Dalla programmazione sanitaria
all'importanza dell'alimentazione, dagli effetti dell'alcol nei
giovani alle terapie in essere. Le malattie epatiche
rappresentano una sfida cruciale per la salute pubblica e
possono essere prevenute attraverso interventi mirati fin dalla
giovane età. Di questo e altro si parlerà durante il corso di
aggiornamento "L'epatologia nel terzo millennio", la cui
dodicesima edizione è in programma all'Archivio di Stato di
Napoli il 29 e 30 novembre.
L'evento è promosso dall'ospedale evangelico Betania,
responsabile scientifico il dottor Ernesto Claar (direttore
dell'unità operativa di Epatologia del nosocomio).
La Campania, da ciò che spiegano i promotori, paga storicamente
un prezzo altissimo alle malattie del fegato: 1.800 decessi
l'anno per cirrosi epatica o tumore al fegato, 1.200 nuovi casi
di tumore al fegato nel solo 2021 e 73 milioni di euro spesi per
l'assistenza ospedaliera sono alcuni dei dati più significativi
che riguardano la regione. "Il focus di quest'anno è ancor più
multidisciplinare - chiarisce Claar - sempre nell'ottica di
divulgare il progresso scientifico e l'avanzamento tecnologico
in epatologia e far comprendere quanto le malattie epatiche
rappresentino una sfida cruciale per la salute pubblica e
possono essere oggetto di prevenzione fin dalla giovane età".
La vera epidemia del terzo millennio è inoltre la malattia da
fegato grasso (steatosi epatica) associata alla sindrome
metabolica (obesità, diabete, alterato assetto lipidico); il 65%
dei diabetici e l'80% degli obesi ha "malattia da fegato grasso"
che, troppe volte, evolve inconsapevolmente in cirrosi epatica
oppure in tumore al fegato. Il soggetto affetto da steatosi
epatica con infiammazione (steatoepatite) ha un rischio
cardiovascolare ed un rischio di sviluppare tumore al fegato
enormemente più alto. La mancata consapevolezza dei danni
procurati dall'alcol rischia di produrre danni irreparabili.

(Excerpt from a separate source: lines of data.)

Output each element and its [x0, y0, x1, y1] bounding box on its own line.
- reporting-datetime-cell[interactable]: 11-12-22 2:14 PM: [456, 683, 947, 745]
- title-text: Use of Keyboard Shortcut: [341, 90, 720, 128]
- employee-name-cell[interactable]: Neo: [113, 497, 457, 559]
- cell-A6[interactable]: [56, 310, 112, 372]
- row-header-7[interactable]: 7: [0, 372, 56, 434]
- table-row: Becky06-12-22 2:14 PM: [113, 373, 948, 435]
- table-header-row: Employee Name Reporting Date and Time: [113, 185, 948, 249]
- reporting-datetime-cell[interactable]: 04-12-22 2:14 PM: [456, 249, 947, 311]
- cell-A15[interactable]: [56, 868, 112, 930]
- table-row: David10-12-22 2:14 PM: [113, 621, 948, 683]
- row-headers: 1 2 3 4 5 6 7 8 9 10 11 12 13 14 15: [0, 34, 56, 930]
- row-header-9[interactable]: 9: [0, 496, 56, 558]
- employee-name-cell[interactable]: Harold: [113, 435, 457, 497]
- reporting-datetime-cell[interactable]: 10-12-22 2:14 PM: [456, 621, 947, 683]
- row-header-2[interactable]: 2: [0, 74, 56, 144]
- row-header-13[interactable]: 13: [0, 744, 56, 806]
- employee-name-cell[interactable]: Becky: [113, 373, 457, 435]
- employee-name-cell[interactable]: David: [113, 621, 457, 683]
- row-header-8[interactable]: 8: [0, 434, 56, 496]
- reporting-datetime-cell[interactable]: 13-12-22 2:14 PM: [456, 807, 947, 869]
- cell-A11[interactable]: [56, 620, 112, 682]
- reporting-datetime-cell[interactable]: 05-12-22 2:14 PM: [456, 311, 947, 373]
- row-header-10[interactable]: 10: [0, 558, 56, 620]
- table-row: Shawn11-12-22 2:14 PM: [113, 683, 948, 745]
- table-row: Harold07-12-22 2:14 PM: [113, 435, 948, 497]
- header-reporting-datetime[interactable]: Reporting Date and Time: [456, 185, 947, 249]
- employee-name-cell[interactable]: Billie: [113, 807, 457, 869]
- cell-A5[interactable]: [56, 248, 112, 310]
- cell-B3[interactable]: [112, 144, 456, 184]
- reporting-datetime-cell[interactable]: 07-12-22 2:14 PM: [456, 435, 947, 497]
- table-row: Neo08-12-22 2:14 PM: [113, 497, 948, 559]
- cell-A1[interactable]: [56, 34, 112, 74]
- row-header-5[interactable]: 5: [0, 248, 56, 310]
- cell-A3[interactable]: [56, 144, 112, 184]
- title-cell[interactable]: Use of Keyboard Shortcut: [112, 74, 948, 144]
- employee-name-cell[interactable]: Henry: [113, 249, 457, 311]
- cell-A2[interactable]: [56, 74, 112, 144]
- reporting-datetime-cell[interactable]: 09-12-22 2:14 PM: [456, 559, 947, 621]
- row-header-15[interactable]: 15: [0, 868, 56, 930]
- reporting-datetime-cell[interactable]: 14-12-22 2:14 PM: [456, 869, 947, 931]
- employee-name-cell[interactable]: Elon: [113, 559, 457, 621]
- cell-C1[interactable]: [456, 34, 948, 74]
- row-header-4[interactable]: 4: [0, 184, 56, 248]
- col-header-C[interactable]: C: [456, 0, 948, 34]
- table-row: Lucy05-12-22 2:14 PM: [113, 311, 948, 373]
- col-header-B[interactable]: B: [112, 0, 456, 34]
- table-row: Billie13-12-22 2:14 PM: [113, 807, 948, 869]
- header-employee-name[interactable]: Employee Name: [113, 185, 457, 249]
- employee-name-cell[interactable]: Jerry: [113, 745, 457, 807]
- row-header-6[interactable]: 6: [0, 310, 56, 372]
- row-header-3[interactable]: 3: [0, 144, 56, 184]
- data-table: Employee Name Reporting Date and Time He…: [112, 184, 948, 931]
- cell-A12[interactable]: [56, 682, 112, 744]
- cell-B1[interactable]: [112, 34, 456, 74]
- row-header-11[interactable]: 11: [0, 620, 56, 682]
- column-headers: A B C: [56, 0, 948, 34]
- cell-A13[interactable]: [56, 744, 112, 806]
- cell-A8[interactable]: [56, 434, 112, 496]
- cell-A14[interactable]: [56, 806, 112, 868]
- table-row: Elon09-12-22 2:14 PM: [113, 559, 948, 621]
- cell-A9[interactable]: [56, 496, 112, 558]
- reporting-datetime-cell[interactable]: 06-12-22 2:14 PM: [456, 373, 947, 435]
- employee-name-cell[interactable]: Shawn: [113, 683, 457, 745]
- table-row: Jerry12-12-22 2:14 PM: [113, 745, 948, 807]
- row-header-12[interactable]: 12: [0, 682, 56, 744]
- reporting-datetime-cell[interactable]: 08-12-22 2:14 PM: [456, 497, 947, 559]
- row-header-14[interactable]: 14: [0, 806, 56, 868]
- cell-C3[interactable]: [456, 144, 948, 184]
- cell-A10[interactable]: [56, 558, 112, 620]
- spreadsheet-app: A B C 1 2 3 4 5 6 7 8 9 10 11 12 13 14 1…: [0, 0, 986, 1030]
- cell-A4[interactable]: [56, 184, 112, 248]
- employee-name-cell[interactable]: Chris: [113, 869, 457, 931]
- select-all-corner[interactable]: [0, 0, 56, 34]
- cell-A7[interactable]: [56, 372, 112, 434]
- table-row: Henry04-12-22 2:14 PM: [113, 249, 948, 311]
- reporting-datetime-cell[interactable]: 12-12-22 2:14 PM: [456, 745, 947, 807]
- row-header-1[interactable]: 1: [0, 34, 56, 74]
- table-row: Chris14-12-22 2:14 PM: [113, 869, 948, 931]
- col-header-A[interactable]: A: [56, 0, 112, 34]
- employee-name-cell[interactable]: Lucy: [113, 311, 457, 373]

Per l'alcol poi non esiste una quantità minima consentita: per
gli esperti infatti andrebbe semplicemente evitato. Il fegato
riesce a metabolizzare non più di mezzo bicchiere di vino ogni
ora; a maggior ragione il consumo smodato e concentrato in poco
tempo (il cosiddetto binge drinking) è particolarmente dannoso.
L'alcol rompe il normale equilibrio tra morte e rigenerazione
cellulare del fegato, producendo danni a lungo termine, di cui
la prima espressione è la steatosi epatica. Il fegato,
apparentemente resiliente, presenta il conto dopo anni di abusi.
Emanuele Scafato, direttore dell'osservatorio nazionale
alcol-centro Oms per la ricerca sull'alcol spiega che "l'impatto
dell'uso di alcolici in Italia determina costi sociali e
sanitari che sono il frutto della diffusa disinformazione sui
danni che l'uso di vino, birra, superalcolici, amari, qualunque
bevanda alcolica causa in vaste fasce di consumatori,
prevalentemente le più vulnerabili come i minori e gli
adolescenti, i giovani, le donne e gli anziani".